There are many reasons why employers consider switching group benefits providers. Perhaps the level of service and flexibility isn’t meeting the company’s needs. Maybe the employer doesn’t like the technology, or it could be price.
Whatever the reason, it is essential to work with a carrier that meets the company’s needs and understands its philosophy when it comes to group benefits. If the carrier is falling short, it’s time to review the options on the table.
There are several steps and questions to consider:
• Fully understand the pricing. The bottom line may reflect overall savings but will the premium quoted cover the claims plus the expenses? Were marketing discounts applied to win the business that may be recovered at the end of the guarantee period?
• Once the employer is comfortable with the rates and expenses, conduct finalist meetings with the top three or four carriers and the incumbent.
• In the finalist meetings, rate the carriers based on a number of values including: financial stability, technology, products, service, price, flexibility, plan provisions, assistance with implementation, innovation, effective early intervention and disability management, and clear, concise communication materials.
• Once a vendor has been chosen, work with it to create an implementation schedule outlining all dates and steps and who is accountable.
Top 10 questions
But before a company makes a final decision, the following 10 questions should be answered.
How can the carrier guarantee the rates and expenses quoted will remain in place after the change? When a group program is first put in place, the insurance carrier should honour the rates and expenses for a period called the “guarantee period.” However, the carrier has the right to redo the quote if demographics, plan design or the funding mechanism changes, or if the quotation time period has expired.
Should the employer consider transferring claims history? Transferring pertinent claims history prevents employees and dependants from claiming again outside the proper time period. For example, vision care is covered once every 24 months and orthodontics has a lifetime maximum. Without transferring some of this history to the new carrier, employees could successfully claim for vision care earlier or claim again under orthodontics.
What protection does the employer have if the group plan incurs a large health-care claim? The program should have a stop-loss level in place under the health-care benefit, such as $10,000 for any large claims such as drugs or out-of-Canada claims. This will help in limiting exposure to large claims.
Is there a dedicated service team to contact? Ensure the carrier has a proven record of service. Where is the service person or team located? Will a dedicated claims adjudicator be assigned to the account? Is there a call centre and what are the hours of operation?

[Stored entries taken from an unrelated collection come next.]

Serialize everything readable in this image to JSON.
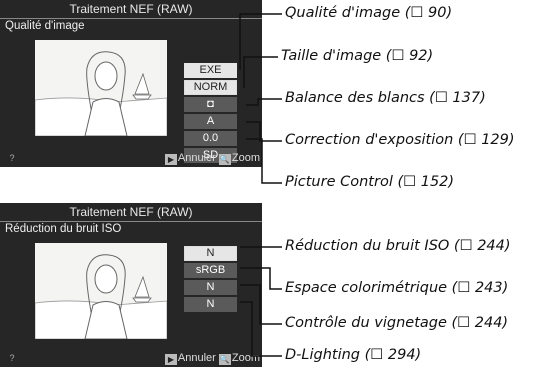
{
  "top_screen": {
    "title": "Traitement NEF (RAW)",
    "subtitle": "Qualité d'image",
    "options": [
      "EXE",
      "NORM",
      "◘",
      "A",
      "0.0",
      "SD"
    ],
    "help": "?",
    "cancel": "Annuler",
    "zoom": "Zoom"
  },
  "bottom_screen": {
    "title": "Traitement NEF (RAW)",
    "subtitle": "Réduction du bruit ISO",
    "options": [
      "N",
      "sRGB",
      "N",
      "N"
    ],
    "help": "?",
    "cancel": "Annuler",
    "zoom": "Zoom"
  },
  "callouts_top": [
    "Qualité d'image (☐ 90)",
    "Taille d'image (☐ 92)",
    "Balance des blancs (☐ 137)",
    "Correction d'exposition (☐ 129)",
    "Picture Control (☐ 152)"
  ],
  "callouts_bottom": [
    "Réduction du bruit ISO (☐ 244)",
    "Espace colorimétrique (☐ 243)",
    "Contrôle du vignetage (☐ 244)",
    "D-Lighting (☐ 294)"
  ]
}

What type of user-friendly technology does the carrier offer? Some insurance companies have invested heavily in online claim and administration systems, offering online claim tracking, direct deposit of payments, health-risk assessment tools or drug identification number look-up for prescriptions — value-added features that many employees and plan administrators appreciate.
What online information and reports are available? Can the contract, booklets and claim forms be accessed online? What other tools are available to help educate employees on becoming wiser consumers and improving their overall health and well-being?
How does the carrier respond to industry trends and developments regarding legislative and administrative changes? Many carriers provide regular newsletters, wellness issues and other topical bulletins to keep employers informed.
Does the carrier outsource all or part of its technical support, administration, rehabilitation or claims services? Find out how this may impact the overall service and administration of the group program.
What quality assurance, adjudication controls and peer review processes are in place? As an employer, make sure: claims are paid accurately and on time; booklets, amendments and the contract are correct the first time; and quality assurance programs are an integral part of how it runs its business.
Ask for references. Be assured the carrier will deliver on its promises.
The cost issue
One of the most common concerns is cost. Employers are surprised to learn that, often, the largest cost is communicating the change to employees. HR should spend a great deal of time and effort organizing and implementing the communication about the change — from providing notice to employees to assisting with new enrolments and beneficiary updates to distributing welcome kits and hosting communication sessions.
There is also the time involved in reviewing the new application (sometimes 30 pages long) and the training for a new online administration system and employee portal, which all add up.
Another popular query is “When can I make a change to another carrier?” Employers can change carriers at any time unless there is a union agreement that does not allow for change without their approval. Written termination notice of 30 to 60 days typically must be provided. But remember to leave plenty of time for a proper enrolment and changeover in order to receive new pay-direct cards and booklets and to be in a claims-paying position before the effective date of the new plan.
A last word of caution — concentrating only on price may not be in the best long-term interest of the company. Group benefits programs are an important component of an overall compensation package, so make the experience a positive one.